I haven't tested this, but some ideas for fixing the problem may be:

  • Ask the user to delete the appropriate cookies. Depending on the number of users and their skill level, this may not be an reasonable option. Asking them to delete ALL their cookies may be out of the question.

  • Wait for the old cookies to expire. By default, it appears as though the sessionid cookie has a 14 day expiry. Once the old session cookies expire, they will no longer be sent with each request, allowing the new sessionid cookie to take effect.

  • Change the name of the sessionid cookie and write a custom Django middleware to handle both old and new sessionid cookies.

I haven't tested the last point, but it should be possible to change the SESSION_COOKIE_NAME to something other than sessionid.
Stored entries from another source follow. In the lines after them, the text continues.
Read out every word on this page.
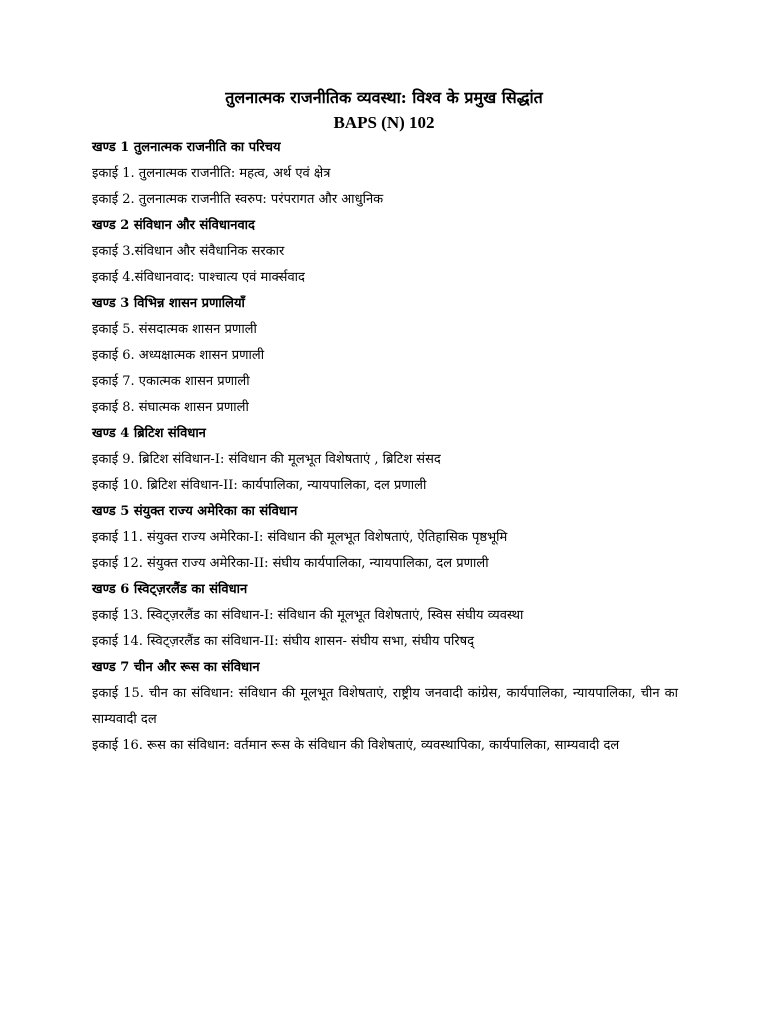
तुलनात्मक राजनीतिक व्यवस्था: विश्व के प्रमुख सिद्धांत
BAPS (N) 102
खण्ड 1 तुलनात्मक राजनीति का परिचय
इकाई 1. तुलनात्मक राजनीति: महत्व, अर्थ एवं क्षेत्र
इकाई 2. तुलनात्मक राजनीति स्वरुप: परंपरागत और आधुनिक
खण्ड 2 संविधान और संविधानवाद
इकाई 3.संविधान और संवैधानिक सरकार
इकाई 4.संविधानवाद: पाश्चात्य एवं मार्क्सवाद
खण्ड 3 विभिन्न शासन प्रणालियाँ
इकाई 5. संसदात्मक शासन प्रणाली
इकाई 6. अध्यक्षात्मक शासन प्रणाली
इकाई 7. एकात्मक शासन प्रणाली
इकाई 8. संघात्मक शासन प्रणाली
खण्ड 4 ब्रिटिश संविधान
इकाई 9. ब्रिटिश संविधान-I: संविधान की मूलभूत विशेषताएं , ब्रिटिश संसद
इकाई 10. ब्रिटिश संविधान-II: कार्यपालिका, न्यायपालिका, दल प्रणाली
खण्ड 5 संयुक्त राज्य अमेरिका का संविधान
इकाई 11. संयुक्त राज्य अमेरिका-I: संविधान की मूलभूत विशेषताएं, ऐतिहासिक पृष्ठभूमि
इकाई 12. संयुक्त राज्य अमेरिका-II: संघीय कार्यपालिका, न्यायपालिका, दल प्रणाली
खण्ड 6 स्विट्ज़रलैंड का संविधान
इकाई 13. स्विट्ज़रलैंड का संविधान-I: संविधान की मूलभूत विशेषताएं, स्विस संघीय व्यवस्था
इकाई 14. स्विट्ज़रलैंड का संविधान-II: संघीय शासन- संघीय सभा, संघीय परिषद्
खण्ड 7 चीन और रूस का संविधान
इकाई 15. चीन का संविधान: संविधान की मूलभूत विशेषताएं, राष्ट्रीय जनवादी कांग्रेस, कार्यपालिका, न्यायपालिका, चीन का साम्यवादी दल
इकाई 16. रूस का संविधान: वर्तमान रूस के संविधान की विशेषताएं, व्यवस्थापिका, कार्यपालिका, साम्यवादी दल
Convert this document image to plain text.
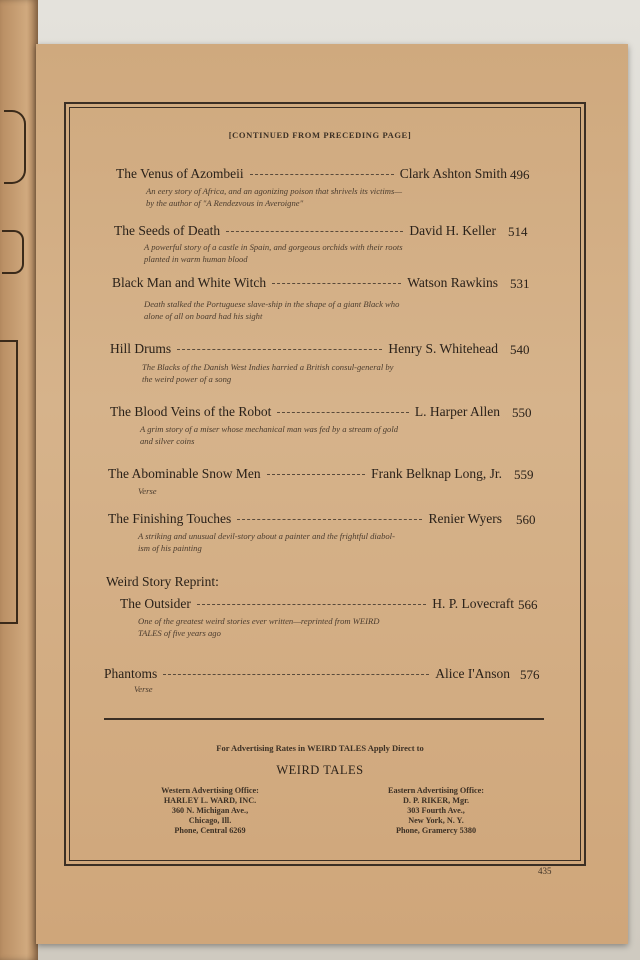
[CONTINUED FROM PRECEDING PAGE]
The Venus of Azombeii	Clark Ashton Smith 496
An eery story of Africa, and an agonizing poison that shrivels its victims—
by the author of "A Rendezvous in Averoigne"
The Seeds of Death	David H. Keller 514
A powerful story of a castle in Spain, and gorgeous orchids with their roots
planted in warm human blood
Black Man and White Witch	Watson Rawkins 531
Death stalked the Portuguese slave-ship in the shape of a giant Black who
alone of all on board had his sight
Hill Drums	Henry S. Whitehead 540
The Blacks of the Danish West Indies harried a British consul-general by
the weird power of a song
The Blood Veins of the Robot	L. Harper Allen 550
A grim story of a miser whose mechanical man was fed by a stream of gold
and silver coins
The Abominable Snow Men	Frank Belknap Long, Jr. 559
Verse
The Finishing Touches	Renier Wyers 560
A striking and unusual devil-story about a painter and the frightful diabol-
ism of his painting
Weird Story Reprint:
The Outsider	H. P. Lovecraft 566
One of the greatest weird stories ever written—reprinted from WEIRD
TALES of five years ago
Phantoms	Alice I'Anson 576
Verse
For Advertising Rates in WEIRD TALES Apply Direct to
WEIRD TALES
Western Advertising Office:
HARLEY L. WARD, INC.
360 N. Michigan Ave.,
Chicago, Ill.
Phone, Central 6269
Eastern Advertising Office:
D. P. RIKER, Mgr.
303 Fourth Ave.,
New York, N. Y.
Phone, Gramercy 5380
435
Now, this will prevent existing logged in users from using their existing sessionid cookies, so you'd need to write a custom middleware which was capable of handling both sessionid cookies (for old cookies) and sessionidnew cookies for current logons.

Something like this will work:

from django.utils.importlib import import_module
from django.contrib.sessions import middleware
from django.conf import settings

class MySessionMiddleware(middleware.SessionMiddleware):
    def process_request(self, request):
        engine = import_module(settings.SESSION_ENGINE)
        session_key = request.COOKIES.get(settings.SESSION_COOKIE_NAME, None)
        if session_key is None:
            # Look for old cookie in request for auth purposes.
            session_key = request.COOKIES.get('sessionid', None)
        request.session = engine.SessionStore(session_key)

You'd have to replace the SessionMiddleware in settings.py under MIDDLEWARE_CLASSES with this new middleware. Eg: Change 'django.contrib.sessions.middleware.SessionMiddleware' to 'custommiddleware.MySessionMiddleware' where custommiddleware.py is the file with above code and is present in your project root folder (where manage.py file is present)

Once enough time has passed and you're satisfied that all of the old sessionid cookies have expired, you could do the reverse and change back to using sessionid as the preferred cookie name for sessions, eventually removing the specialist code which can handle two different types of sessionid cookie.